Surgical management in chronic mesenteric ischemia (CMI).
CMI is mainly secondary to atherosclerotic disease of the mesenteric arteries (superior and inferior mesenteric arteries, celiac trunk). Its incidence is about 1-2% of all abdominal pathologies. Because of excellent collaterals, extensive chronic occlusive processes of the mesenteric arteries will be compensated for a long time and remain asymptomatic. The disease usually manifests once at least two arteries have been affected. The intestinal artery causing the symptoms is the superior mesenteric artery, which is involved in 85% of all cases. The problem in CMI is primarily its progression, which ultimately results in collateral circulation failure and fatal mesenteric infarction with high mortality ("acute upon chronic visceral ischemia").
A characteristic feature is calcification close to the aorta, which obstructs the inflow into the otherwise still healthy arterial distribution. Occlusions far from the arterial origin or over a long distance are less common and indicate other metabolic diseases (diabetes, chronic renal failure, amyloidosis).
Akin to the Fontaine classification [1], the clinical presentation of CMI is classified into 4 stages:
Stage I: | Asymptomatic, but evidence of pathology |
Stage II | Intermittent abdominal pain (abdominal claudication, intestinal angina) |
Stage III | Abdominal pain at rest |
Stage IV | Ischemic tissue death (mesenteric infarction) |
In stage II and III the indication for treatment is absolute. In asymptomatic patients (stage I) there is no indication for treatment, but patients should be followed up closely. Exceptions include asymptomatic patients eligible for concurrent intestinal artery repair in aortic aneurysm or aortoiliac occlusive disease.
Endovascular vs. open revascularization (ER vs. OR).
A systematic literature review of CMI management comprising 43 papers with 1795 patients was presented in 2013.[2] Perioperative morbidity and mortality were lower with ER than with OR, and there were no differences in survival between both procedures. In the OR group, primary and secondary patency rates were better and the recurrence rate was lower. The authors recommended ER as the first-line treatment in most patients with CMI, and OR should be limited to those patients who are either ineligible for ER or have low surgical risk and long life expectancy.
The first meta-analysis comparing ER versus OR dates back to 2015.[3] A total of 4255 patients underwent primary ER and 3110 primary OR. There was no statistically significant difference between both procedures for 30-day survival, postoperative complication rate, and long-term mortality. In contrast, the long-term patency rates clearly revealed the superiority of OR, which is why the authors of the meta-analysis referred to the open procedure as the gold standard in CMI, but still emphasized the benefits of initial management with ER because of its minimally invasive nature.

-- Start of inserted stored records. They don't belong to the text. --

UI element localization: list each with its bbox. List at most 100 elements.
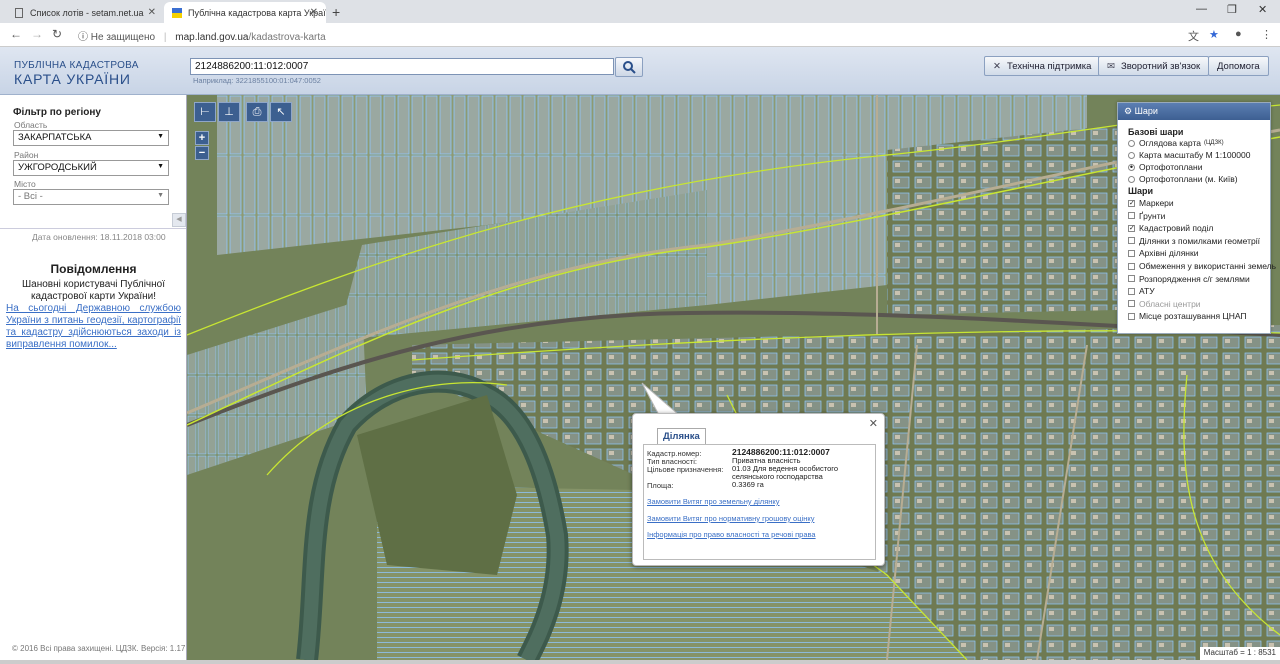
checkbox-icon[interactable] <box>1128 312 1135 320</box>
logo-line2: КАРТА УКРАЇНИ <box>14 71 131 87</box>
order-extract-link[interactable]: Замовити Витяг про земельну ділянку <box>647 497 780 506</box>
browser-tab-bar: Список лотів - setam.net.ua ✕ Публічна к… <box>0 0 1280 23</box>
close-icon[interactable]: ✕ <box>148 7 156 18</box>
mail-icon: ✉ <box>1107 60 1115 72</box>
area-measure-icon[interactable]: ⊥ <box>218 102 240 122</box>
checkbox-icon[interactable]: ✓ <box>1128 199 1135 207</box>
field-label: Площа: <box>647 481 674 490</box>
layer-option[interactable]: • Ортофотоплани <box>1128 162 1202 172</box>
map-view[interactable]: ⊢ ⊥ ⎙ ↖ + − ⚙ Шари Базові шари Оглядова … <box>187 95 1280 660</box>
layer-option[interactable]: Ортофотоплани (м. Київ) <box>1128 174 1238 184</box>
city-select[interactable]: - Всі - ▼ <box>13 189 169 205</box>
help-label: Допомога <box>1217 60 1260 72</box>
layer-label: Ортофотоплани <box>1139 162 1203 172</box>
radio-icon[interactable] <box>1128 151 1135 159</box>
layer-option[interactable]: Ділянки з помилками геометрії <box>1128 236 1260 246</box>
info-icon[interactable]: ⓘ <box>78 32 88 43</box>
ownership-info-link[interactable]: Інформація про право власності та речові… <box>647 530 816 539</box>
layer-option[interactable]: АТУ <box>1128 286 1155 296</box>
chevron-down-icon: ▼ <box>157 163 164 170</box>
layer-option[interactable]: Обмеження у використанні земель <box>1128 261 1276 271</box>
parcel-info: Кадастр.номер: 2124886200:11:012:0007 Ти… <box>643 444 876 560</box>
translate-icon[interactable]: 文 <box>1188 28 1199 44</box>
radio-icon[interactable]: • <box>1128 162 1135 171</box>
region-value: ЗАКАРПАТСЬКА <box>18 132 92 143</box>
checkbox-icon[interactable] <box>1128 275 1135 283</box>
notice-text: Шановні користувачі Публічної кадастрово… <box>22 279 165 302</box>
area-value: 0.3369 га <box>732 480 764 489</box>
reload-icon[interactable]: ↻ <box>52 27 62 41</box>
city-label: Місто <box>14 179 36 189</box>
layer-label: Оглядова карта <box>1139 138 1201 148</box>
search-button[interactable] <box>615 57 643 77</box>
url-field[interactable]: ⓘ Не защищено | map.land.gov.ua/kadastro… <box>78 28 326 43</box>
base-layers-title: Базові шари <box>1128 127 1184 137</box>
checkbox-icon[interactable] <box>1128 262 1135 270</box>
print-icon[interactable]: ⎙ <box>246 102 268 122</box>
page-icon <box>15 7 23 18</box>
maximize-icon[interactable]: ❐ <box>1227 3 1237 16</box>
layer-option[interactable]: ✓ Маркери <box>1128 198 1174 208</box>
cadastral-number: 2124886200:11:012:0007 <box>732 447 830 457</box>
radio-icon[interactable] <box>1128 175 1135 183</box>
close-icon[interactable]: ✕ <box>869 417 878 430</box>
layer-label: Обмеження у використанні земель <box>1139 261 1277 271</box>
layer-label: АТУ <box>1139 286 1155 297</box>
zoom-in-button[interactable]: + <box>195 131 209 145</box>
layer-label: Ділянки з помилками геометрії <box>1139 235 1260 246</box>
checkbox-icon[interactable] <box>1128 212 1135 220</box>
bookmark-star-icon[interactable]: ★ <box>1209 28 1219 41</box>
minimize-icon[interactable]: — <box>1196 3 1207 15</box>
browser-tab-setam[interactable]: Список лотів - setam.net.ua ✕ <box>6 2 164 23</box>
layer-option[interactable]: Місце розташування ЦНАП <box>1128 311 1247 321</box>
layer-label: Кадастровий поділ <box>1139 223 1214 234</box>
new-tab-button[interactable]: + <box>332 4 340 20</box>
layers-header[interactable]: ⚙ Шари <box>1118 103 1270 120</box>
layer-option[interactable]: Оглядова карта (ЦДЗК) <box>1128 138 1224 148</box>
feedback-button[interactable]: ✉ Зворотний зв'язок <box>1098 56 1210 76</box>
checkbox-icon[interactable] <box>1128 287 1135 295</box>
logo-line1: ПУБЛІЧНА КАДАСТРОВА <box>14 60 139 71</box>
support-button[interactable]: ✕ Технічна підтримка <box>984 56 1101 76</box>
support-label: Технічна підтримка <box>1006 60 1092 72</box>
field-label: Цільове призначення: <box>647 465 724 474</box>
district-label: Район <box>14 150 39 160</box>
checkbox-icon[interactable]: ✓ <box>1128 224 1135 232</box>
layer-option[interactable]: Карта масштабу М 1:100000 <box>1128 150 1250 160</box>
checkbox-icon[interactable] <box>1128 237 1135 245</box>
order-valuation-link[interactable]: Замовити Витяг про нормативну грошову оц… <box>647 514 814 523</box>
window-close-icon[interactable]: ✕ <box>1258 3 1267 16</box>
layer-label: Ортофотоплани (м. Київ) <box>1139 174 1238 184</box>
help-button[interactable]: Допомога <box>1208 56 1269 76</box>
account-icon[interactable]: ● <box>1235 28 1242 40</box>
layer-option[interactable]: Розпорядження с/г землями <box>1128 274 1250 284</box>
browser-tab-kadastr[interactable]: Публічна кадастрова карта Украї ✕ <box>164 2 326 23</box>
collapse-sidebar-button[interactable]: ◀ <box>172 213 186 227</box>
radio-icon[interactable] <box>1128 139 1135 147</box>
divider <box>0 228 186 229</box>
layer-option[interactable]: Ґрунти <box>1128 211 1165 221</box>
layer-option[interactable]: Архівні ділянки <box>1128 248 1198 258</box>
forward-icon[interactable]: → <box>31 27 43 41</box>
chevron-down-icon: ▼ <box>157 133 164 140</box>
layer-option[interactable]: Обласні центри <box>1128 299 1201 309</box>
layer-option[interactable]: ✓ Кадастровий поділ <box>1128 223 1213 233</box>
notice-link[interactable]: На сьогодні Державною службою України з … <box>6 303 181 351</box>
zoom-out-button[interactable]: − <box>195 146 209 160</box>
close-icon[interactable]: ✕ <box>310 7 318 18</box>
tab-parcel[interactable]: Ділянка <box>657 428 706 444</box>
info-cursor-icon[interactable]: ↖ <box>270 102 292 122</box>
layer-label: Маркери <box>1139 198 1174 208</box>
chevron-down-icon: ▼ <box>157 192 164 199</box>
cadastral-search-input[interactable]: 2124886200:11:012:0007 <box>190 58 614 75</box>
back-icon[interactable]: ← <box>10 27 22 41</box>
checkbox-icon[interactable] <box>1128 249 1135 257</box>
map-toolbar: ⊢ ⊥ ⎙ ↖ <box>194 102 292 122</box>
region-label: Область <box>14 120 48 130</box>
region-select[interactable]: ЗАКАРПАТСЬКА ▼ <box>13 130 169 146</box>
layer-label: Ґрунти <box>1139 210 1166 221</box>
checkbox-icon[interactable] <box>1128 300 1135 308</box>
menu-icon[interactable]: ⋮ <box>1261 28 1272 41</box>
district-select[interactable]: УЖГОРОДСЬКИЙ ▼ <box>13 160 169 176</box>
ruler-icon[interactable]: ⊢ <box>194 102 216 122</box>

In the Nationwide Inpatient Sample (NIS) database from 2000 to 2012, Zettervall et al. found a total of 14,811 revascularizations for CMI in 2017, of which 10,453 were performed by ER and 4358 by OR.[4] Over the period studied, ER increased from 0.6 to 4.5/million population, while OR remained largely constant at 1-1.1/million population. At the same time, annual mortality due to CMI remained stable at 0.6-0.7 deaths/million population over the observation period. The figures show that with stable OR rates, ER in CMI increased significantly without affecting population-based mortality due to CMI.

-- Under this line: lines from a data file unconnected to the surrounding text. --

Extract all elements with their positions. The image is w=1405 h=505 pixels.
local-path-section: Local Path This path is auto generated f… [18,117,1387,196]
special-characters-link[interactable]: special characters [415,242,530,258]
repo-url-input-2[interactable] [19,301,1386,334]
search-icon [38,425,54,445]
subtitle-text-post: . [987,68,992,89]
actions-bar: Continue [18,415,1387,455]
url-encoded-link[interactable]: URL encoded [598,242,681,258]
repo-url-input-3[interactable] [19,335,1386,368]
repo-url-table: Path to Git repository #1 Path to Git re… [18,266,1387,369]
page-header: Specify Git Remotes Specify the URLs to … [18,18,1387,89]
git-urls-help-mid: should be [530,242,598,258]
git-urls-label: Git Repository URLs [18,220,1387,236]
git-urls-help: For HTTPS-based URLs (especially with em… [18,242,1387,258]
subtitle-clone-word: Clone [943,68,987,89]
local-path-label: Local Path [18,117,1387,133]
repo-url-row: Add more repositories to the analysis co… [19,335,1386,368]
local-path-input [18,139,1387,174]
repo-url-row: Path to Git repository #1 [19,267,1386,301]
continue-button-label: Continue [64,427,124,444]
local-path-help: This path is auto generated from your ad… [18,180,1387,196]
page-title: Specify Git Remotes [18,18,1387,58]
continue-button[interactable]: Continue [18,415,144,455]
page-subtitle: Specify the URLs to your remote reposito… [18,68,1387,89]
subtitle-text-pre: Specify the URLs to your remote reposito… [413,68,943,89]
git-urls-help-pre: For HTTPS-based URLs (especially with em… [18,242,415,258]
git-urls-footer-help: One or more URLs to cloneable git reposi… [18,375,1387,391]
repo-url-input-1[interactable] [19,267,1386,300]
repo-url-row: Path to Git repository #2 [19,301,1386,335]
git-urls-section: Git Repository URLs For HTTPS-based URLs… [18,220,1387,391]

Another analysis of the 2017 NIS database examined 4150 patients with CMI treated between 2007 and 2014 by endovascular (3206 = 77.2%) or open repair (944 = 22.8%).[5] After ER, the rate of severe cerebral and cardiac events and complications was significantly lower than after OR. In addition, ER was associated with lower costsand shorter hospital stay.

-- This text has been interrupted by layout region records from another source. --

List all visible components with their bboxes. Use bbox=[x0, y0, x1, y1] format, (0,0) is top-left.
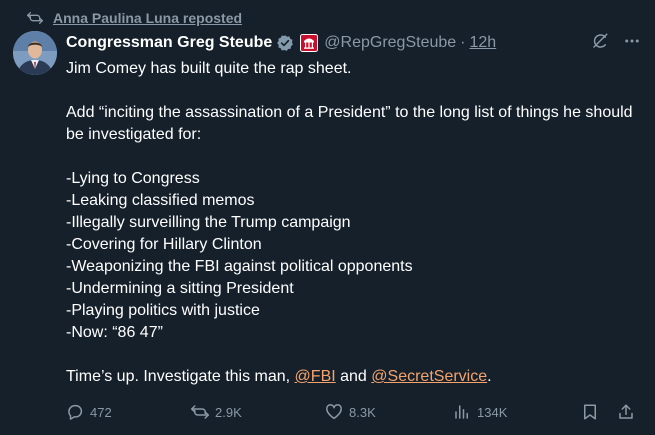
tweet-header: Congressman Greg Steube @RepGregSteube ·… bbox=[66, 32, 641, 54]
author-handle[interactable]: @RepGregSteube bbox=[324, 34, 456, 52]
repost-count: 2.9K bbox=[215, 404, 242, 420]
tweet-list-item: -Undermining a sitting President bbox=[66, 280, 294, 297]
tweet-list-item: -Illegally surveilling the Trump campaig… bbox=[66, 214, 351, 231]
bookmark-icon bbox=[581, 403, 599, 421]
author-display-name[interactable]: Congressman Greg Steube bbox=[66, 34, 272, 52]
repost-text[interactable]: Anna Paulina Luna reposted bbox=[53, 10, 242, 26]
closing-text: . bbox=[487, 368, 492, 385]
verified-badge-icon[interactable] bbox=[276, 34, 294, 52]
views-count: 134K bbox=[477, 404, 508, 420]
affiliation-badge-icon[interactable] bbox=[300, 34, 319, 52]
tweet-list-item: -Playing politics with justice bbox=[66, 302, 260, 319]
tweet-line-intro: Jim Comey has built quite the rap sheet. bbox=[66, 60, 352, 77]
tweet-line-closing: Time’s up. Investigate this man, @FBI an… bbox=[66, 366, 641, 388]
tweet-list-item: -Weaponizing the FBI against political o… bbox=[66, 258, 413, 275]
repost-button[interactable]: 2.9K bbox=[191, 401, 242, 423]
reply-count: 472 bbox=[90, 404, 112, 420]
tweet-text: Jim Comey has built quite the rap sheet.… bbox=[66, 58, 641, 388]
tweet-spacer bbox=[66, 146, 641, 168]
header-separator: · bbox=[460, 34, 466, 51]
tweet-spacer bbox=[66, 344, 641, 366]
header-actions bbox=[591, 32, 641, 54]
share-icon bbox=[617, 403, 635, 421]
like-count: 8.3K bbox=[349, 404, 376, 420]
repost-icon bbox=[27, 11, 43, 25]
mention-secret-service[interactable]: @SecretService bbox=[371, 368, 487, 385]
views-button[interactable]: 134K bbox=[453, 401, 507, 423]
repost-icon bbox=[191, 404, 209, 420]
tweet-spacer bbox=[66, 80, 641, 102]
tweet-list-item: -Lying to Congress bbox=[66, 170, 200, 187]
tweet-line-add: Add “inciting the assassination of a Pre… bbox=[66, 104, 633, 143]
heart-icon bbox=[325, 403, 343, 421]
share-button[interactable] bbox=[617, 401, 635, 423]
more-options-icon[interactable] bbox=[623, 32, 641, 55]
bookmark-button[interactable] bbox=[581, 401, 599, 423]
reply-button[interactable]: 472 bbox=[66, 401, 112, 423]
mention-fbi[interactable]: @FBI bbox=[295, 368, 336, 385]
tweet-timestamp[interactable]: 12h bbox=[469, 34, 496, 52]
reply-icon bbox=[66, 403, 84, 421]
tweet-action-bar: 472 2.9K 8.3K 134K bbox=[66, 401, 639, 423]
like-button[interactable]: 8.3K bbox=[325, 401, 376, 423]
closing-text: and bbox=[335, 368, 372, 385]
grok-icon[interactable] bbox=[591, 32, 609, 55]
avatar[interactable] bbox=[13, 31, 57, 75]
tweet-list-item: -Now: “86 47” bbox=[66, 324, 163, 341]
views-icon bbox=[453, 403, 471, 421]
repost-header[interactable]: Anna Paulina Luna reposted bbox=[27, 8, 242, 28]
tweet-list-item: -Covering for Hillary Clinton bbox=[66, 236, 262, 253]
closing-text: Time’s up. Investigate this man, bbox=[66, 368, 295, 385]
tweet-list-item: -Leaking classified memos bbox=[66, 192, 255, 209]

A series comparing OR with ER was published by the Mayo Clinic.[6] 187 patients underwent OR and 156 underwent ER. The follow-up period was 96 ± 54 months. Early mortality was almost identical at 2.7% (OR) and 2.6% (ER). Long-term survival was critically affected by patient comorbidities and revealed no significant difference between both groups: Five-year survival with OR 60%, with ER 57%. The authors concluded that it was not the type of revascularization that was critical for long-term outcome, but patient age, diabetes, and renal failure.
Between 2008 and 2012, Zacharias et al. treated a total of 215 vessels for CMI in 161 patients.[7] 116 patients (72%) underwent ER, and 45 (28%) underwent OR. Overall perioperative mortality was 6, 8%, and primary patency at 3 years was significantly higher for OR (91%) than ER (74%). Long-term survival on the other hand was significantly higher after ER (95%) than after OR (78%). While the perioperative mortality did not differ significantly, the length of stay in hospital after ER was significantly shorter but associated with a higher rate of restenosis when compared with OR. ER benefited most patients with short lesions ≤ 2 cm and a higher surgical risk, while OR benefited patients with marked changes in the abdominal aorta and long lesions > 2 cm near the origins of the celiac trunk and superior mesenteric artery.